Uma jovem estudante, Lili Pankotai, que participava na manifestação, afirmava que "não existe uma cultura de solidariedade" na Hungria. O motivo é o facto do "comunismo" ter durado "muito tempo". Acrescentava que não há Democracia ou Estado de Direito no país: "temos uma pseudodemocracia para receber dinheiro da União Europeia", concluia.

Para os manifestantes as alterações à lei prejudicam professores e alunos. Estes últimos veem-se obrigados a abandonar o país. Anna Székely, outra jovem manifestante, dizia-se "farta" daquilo a que está a assistir. Explicava que "todos" os seus "amigos" estão a partir "para o estrangeiro" porque o seu "país não lhes consegue dar o que precisam. E a situação não tem fim, porque este governo não cede".

Horas antes da manifestação, o governo aligeirou o projeto de lei sobre a Educação.

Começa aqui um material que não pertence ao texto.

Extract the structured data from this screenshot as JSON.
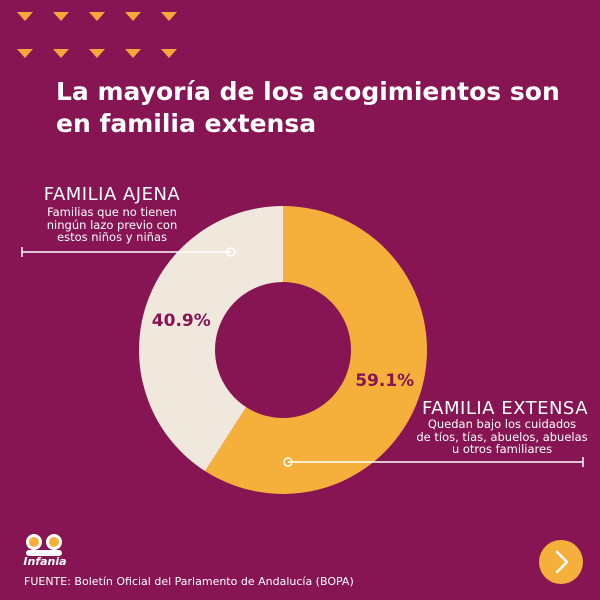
{
  "title": {
    "line1": "La mayoría de los acogimientos son",
    "line2": "en familia extensa"
  },
  "colors": {
    "background": "#871453",
    "extensa": "#f4b03a",
    "ajena": "#f0e7dd",
    "accent": "#f4a73a",
    "text_light": "#ffffff",
    "text_dark": "#871453"
  },
  "chart_data": {
    "type": "pie",
    "subtype": "donut",
    "title": "La mayoría de los acogimientos son en familia extensa",
    "series": [
      {
        "name": "Familia extensa",
        "value": 59.1,
        "label": "59.1%"
      },
      {
        "name": "Familia ajena",
        "value": 40.9,
        "label": "40.9%"
      }
    ],
    "start": "top",
    "direction": "clockwise"
  },
  "labels": {
    "ajena": {
      "heading": "FAMILIA AJENA",
      "desc": [
        "Familias que no tienen",
        "ningún lazo previo con",
        "estos niños y niñas"
      ]
    },
    "extensa": {
      "heading": "FAMILIA EXTENSA",
      "desc": [
        "Quedan bajo los cuidados",
        "de tíos, tías, abuelos, abuelas",
        "u otros familiares"
      ]
    }
  },
  "logo": {
    "text": "Infania"
  },
  "source": "FUENTE: Boletín Oficial del Parlamento de Andalucía (BOPA)",
  "icons": {
    "decor": "triangle-icon",
    "next": "chevron-right-icon"
  }
}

Na lei que regula o estatuto dos professores eliminou a rescisão por justa causa, um passo no bom sentido mas não suficiente para cessar as reivindicações.

O protesto terminou com alguns manifestantes em confronto com a polícia de choque, junto ao gabinete do chefe do executivo.

Uma das correspondentes da euronews em Budapeste, Rita Konya, relembrava que a última manifestação contra o "status quo" proposto aconteceu a 24 de abril. Na altura, a polícia disparou "gás lacrimogéneo" contra os "estudantes que protestavam junto ao gabinete do primeiro-ministro".